When To Be Greedy
Warren Buffet's favorite line is: "Be fearful when others are greedy and greedy when others are fearful."
The Masters of the Universe were very, very fearful in 2008.
The financial crisis was a fast-moving, deadly plague. Liquidity was the only vaccine, but no one knew if the American government would inoculate the infamously promiscuous fat cats.
Recounting the widespread fear from those dark days, the never-shy, always-swaggering Ken Griffin of Citadel — a $29 billion hedge fund — recently said:
"Survival is the right choice of words … I will make it very clear. If Morgan Stanley did not open for business on Monday, I would be done by Wednesday."

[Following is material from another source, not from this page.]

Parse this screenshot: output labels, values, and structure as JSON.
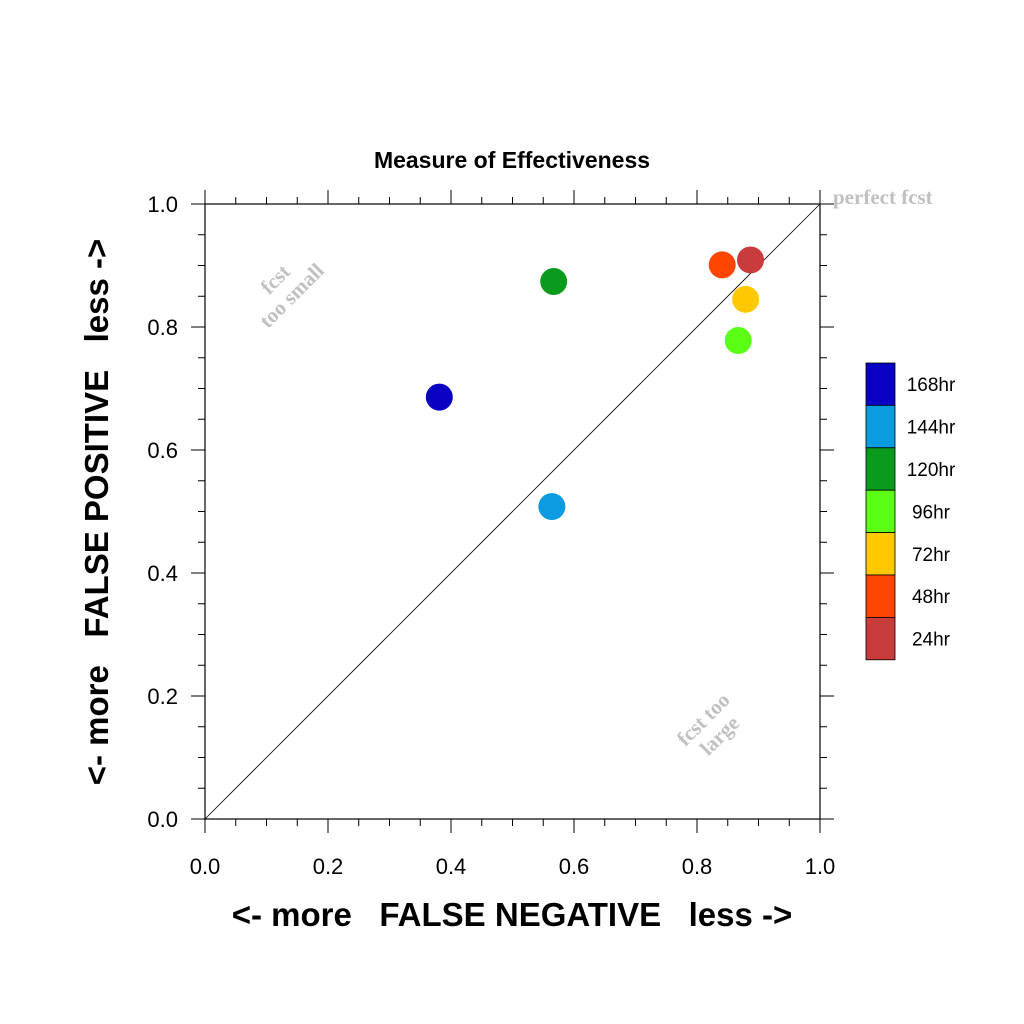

Eight months after Lehman Brothers went down — as the plague's victims were still being counted, tagged, and politicized— Larry Fink was negotiating a deal that would turn BlackRock "into a financial services colossus."
With its acquisition of Barclays Investment Investors, BlackRock was buying ETF's trillion dollar future.
His bet has paid off.
Since 2009, the ETF market has grown 5x. BlackRock now manages $4.4 trillion in passive ETFs. Its acquired Barclay's iShares has grown from $300 billion to ~$2 trillion since the deal.
Since the deal closed, Barclays is down 40 percent and BlackRock is up 160 percent, but those numbers do not tell the full story.
Big deals are complicated because, beyond the terms, they are leadership moments. Leaders must manage their stakeholders as well as their own psychologies. Deals do not come together if leaders, on both sides, are unable and unwilling to, in Fisher's words, get to yes.
Eight months after Wall Street nearly collapsed, as his peers were thanking the survival gods of finance, Larry Fink led BlackRock to its most significant and most consequential deal. As his colleague described it: "Larry Fink bet his entire firm on the BGI acquisition ... it took tremendous courage."
Buffett wouldn't call it courage. He would call it being greedy when others were fearful.